Lord Ancaster succeeded to three magnificent country seats: Grimsthorpe Castle, in Lincolnshire, Normanton Park near Stamford, and Drummond Castle, in Perthshire, Scotland.

Picture
Grimsthorpe Castle
Picture
Normanton Park
Picture
Drummond Castle
Eloise and Gilbert were the parents of two sons and two daughters. Their eldest son married Nancy Astor, daughter of Waldorf Astor, 2nd Viscount Astor in 1936.

Besides the title of Earl of Ancaster and Baron Willoughby de Eresby (created in 1313), Gilbert also held the title Baron Aveland (created in 1856) He served as a Conservative member of Parliament from 1894 to 1910 and parliamentary secretary to the Minister of Agriculte from 1921 to 1923. In World War I he commanded the Lincolnshire Yeomanry.
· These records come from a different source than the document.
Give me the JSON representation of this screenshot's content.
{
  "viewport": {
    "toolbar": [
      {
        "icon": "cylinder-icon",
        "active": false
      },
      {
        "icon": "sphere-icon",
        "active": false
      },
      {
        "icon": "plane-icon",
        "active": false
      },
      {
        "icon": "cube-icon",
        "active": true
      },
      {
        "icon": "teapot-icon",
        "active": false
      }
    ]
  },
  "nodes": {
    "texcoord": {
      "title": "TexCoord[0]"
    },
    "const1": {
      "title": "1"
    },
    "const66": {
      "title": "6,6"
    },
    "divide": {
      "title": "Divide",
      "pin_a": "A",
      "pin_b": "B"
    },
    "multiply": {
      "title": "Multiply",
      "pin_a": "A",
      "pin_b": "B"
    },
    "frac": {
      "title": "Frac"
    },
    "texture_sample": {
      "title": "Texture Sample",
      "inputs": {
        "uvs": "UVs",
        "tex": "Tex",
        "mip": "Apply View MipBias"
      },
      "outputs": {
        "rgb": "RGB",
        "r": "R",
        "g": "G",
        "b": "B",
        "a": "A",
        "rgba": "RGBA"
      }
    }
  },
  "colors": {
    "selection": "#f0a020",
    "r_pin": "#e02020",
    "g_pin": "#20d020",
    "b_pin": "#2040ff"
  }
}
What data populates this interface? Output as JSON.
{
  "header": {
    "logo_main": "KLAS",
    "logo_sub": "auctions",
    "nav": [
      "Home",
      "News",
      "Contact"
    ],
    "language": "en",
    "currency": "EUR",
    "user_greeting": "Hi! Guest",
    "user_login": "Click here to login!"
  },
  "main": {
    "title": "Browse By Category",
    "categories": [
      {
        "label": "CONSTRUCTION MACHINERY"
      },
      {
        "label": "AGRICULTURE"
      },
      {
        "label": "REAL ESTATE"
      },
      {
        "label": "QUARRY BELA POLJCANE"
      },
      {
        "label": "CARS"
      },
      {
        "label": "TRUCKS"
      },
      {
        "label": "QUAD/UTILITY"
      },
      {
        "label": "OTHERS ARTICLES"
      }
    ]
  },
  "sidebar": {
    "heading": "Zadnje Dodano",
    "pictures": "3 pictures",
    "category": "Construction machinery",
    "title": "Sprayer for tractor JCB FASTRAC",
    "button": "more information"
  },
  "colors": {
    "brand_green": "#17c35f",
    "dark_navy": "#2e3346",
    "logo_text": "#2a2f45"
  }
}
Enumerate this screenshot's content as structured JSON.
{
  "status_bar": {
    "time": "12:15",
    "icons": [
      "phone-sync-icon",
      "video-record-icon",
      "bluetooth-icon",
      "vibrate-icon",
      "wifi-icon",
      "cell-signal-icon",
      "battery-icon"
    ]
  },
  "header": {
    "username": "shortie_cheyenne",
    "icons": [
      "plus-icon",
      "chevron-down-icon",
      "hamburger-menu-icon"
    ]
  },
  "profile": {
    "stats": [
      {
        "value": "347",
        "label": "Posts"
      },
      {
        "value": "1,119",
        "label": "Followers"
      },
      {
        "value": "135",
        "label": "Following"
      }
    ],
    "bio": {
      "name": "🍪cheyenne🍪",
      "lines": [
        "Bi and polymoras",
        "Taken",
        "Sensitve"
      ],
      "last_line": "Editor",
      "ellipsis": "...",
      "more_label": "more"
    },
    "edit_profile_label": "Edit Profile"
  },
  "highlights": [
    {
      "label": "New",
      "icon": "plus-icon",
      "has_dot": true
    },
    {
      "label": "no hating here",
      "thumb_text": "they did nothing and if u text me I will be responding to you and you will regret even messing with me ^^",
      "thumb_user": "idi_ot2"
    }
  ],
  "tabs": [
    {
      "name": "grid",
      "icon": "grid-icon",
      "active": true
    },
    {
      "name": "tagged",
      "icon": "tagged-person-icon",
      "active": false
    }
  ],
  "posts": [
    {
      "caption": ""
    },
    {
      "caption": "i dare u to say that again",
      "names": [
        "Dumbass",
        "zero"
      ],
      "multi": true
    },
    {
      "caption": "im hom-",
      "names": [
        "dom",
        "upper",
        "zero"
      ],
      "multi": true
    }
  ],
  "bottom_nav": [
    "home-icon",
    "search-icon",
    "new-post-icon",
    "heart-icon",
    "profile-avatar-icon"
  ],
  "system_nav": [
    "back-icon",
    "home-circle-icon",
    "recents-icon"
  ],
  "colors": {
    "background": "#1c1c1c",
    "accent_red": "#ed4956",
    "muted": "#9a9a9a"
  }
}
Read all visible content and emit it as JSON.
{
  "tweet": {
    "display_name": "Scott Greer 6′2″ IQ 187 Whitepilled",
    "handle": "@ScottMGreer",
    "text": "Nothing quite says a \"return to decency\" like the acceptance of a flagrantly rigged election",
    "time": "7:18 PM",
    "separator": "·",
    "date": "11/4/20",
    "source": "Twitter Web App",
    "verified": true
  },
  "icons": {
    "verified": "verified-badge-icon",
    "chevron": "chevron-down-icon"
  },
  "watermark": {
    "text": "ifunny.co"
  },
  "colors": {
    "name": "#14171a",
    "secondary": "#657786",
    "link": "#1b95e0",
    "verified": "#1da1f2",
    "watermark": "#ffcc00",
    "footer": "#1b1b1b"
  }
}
He passed away on September 19, 1951 at the age of 84.

Eloise died two years later. Announcing her death, a Reuters article had the following interesting, and somewhat humorous, account of the Countess's life:
The American-born Countess of Ancaster, who once defended the whiteness of her family's ghost against a psychical society's contentions that ghosts are liverish brown, died Saturday at suburban Richmond, it was announced today.

In 1928 the American Society for Psychical Reserach announced: "Ghosts nowadays are not white, but a reddish brown—rather like liver."

The countess replied that the spirit of a 14th Century nun who haunted the picture gallery of the family's Grimsthorpe Castle certainly was white—as white as snow.

The Countess of Ancaster was the former Eloise Breese, daughter of William L. Breese of New York. She went to England when her mother, who was born Marie Parsons in Columbus, O., married Henry B. Higgins of London's Covent Garden Opera after the death of Mr. Breese.

At one time, the Countess of Ancaster was reputed to be one of the best-dressed women in British society, as well as being a noted shot and an expert salmon angler.